FILE - Election 2020 Voting Virus Outbreak, Missouri

A sign stands in front of Brookdale Wornall Place directing voters to a new polling location Tuesday, March 10, 2020, in Kansas City, Mo. The senior living facility backed out as a polling place less than 24 hours before Missouri's presidential primary election due to concerns about the coronavirus outbreak. 

Missouri, Florida, and West Virginia withdrew from the Electronic Registration Information Center on March 6.

Missouri Secretary of State Jay Ashcroft (R) said the state was withdrawing because ERIC would not “require member states to participate in addressing multi-state voter fraud.” West Virginia Secretary of State Mac Warner (R) said, “It truly is a shame that an organization founded on the principle of nonpartisanship would allow the opportunity for partisanship to stray the organization from the equally important principle of upholding the public’s confidence.”

ERIC Executive Director Shane Hamlin said, “ERIC is never connected to any state’s voter registration system.

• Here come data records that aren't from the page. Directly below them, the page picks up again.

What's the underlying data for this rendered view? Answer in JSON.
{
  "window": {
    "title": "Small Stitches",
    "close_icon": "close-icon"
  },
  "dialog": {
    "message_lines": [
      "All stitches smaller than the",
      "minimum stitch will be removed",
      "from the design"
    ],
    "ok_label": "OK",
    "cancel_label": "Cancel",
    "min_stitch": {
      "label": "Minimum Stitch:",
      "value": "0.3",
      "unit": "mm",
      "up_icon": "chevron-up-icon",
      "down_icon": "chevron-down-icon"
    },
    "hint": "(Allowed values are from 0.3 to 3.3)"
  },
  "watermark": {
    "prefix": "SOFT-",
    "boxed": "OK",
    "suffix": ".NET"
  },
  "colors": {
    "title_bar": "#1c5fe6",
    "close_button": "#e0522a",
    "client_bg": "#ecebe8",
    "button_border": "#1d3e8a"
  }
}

Members retain complete control over their voter rolls and they use the reports we provide in ways that comply with federal and state laws.” Hamlin also said ERIC “follow[s] widely accepted security protocols for handling the data we utilize to create the reports.”

The announcements follow withdrawals by Alabama and Louisiana in January of 2023 and 2022, respectively. According to its website, ERIC is a nonprofit organization of member-states who share information like voter registration and motor vehicle registration records in order to improve the accuracy of each state’s voter rolls. Twenty-eight states and Washington, D.C. remain members of ERIC.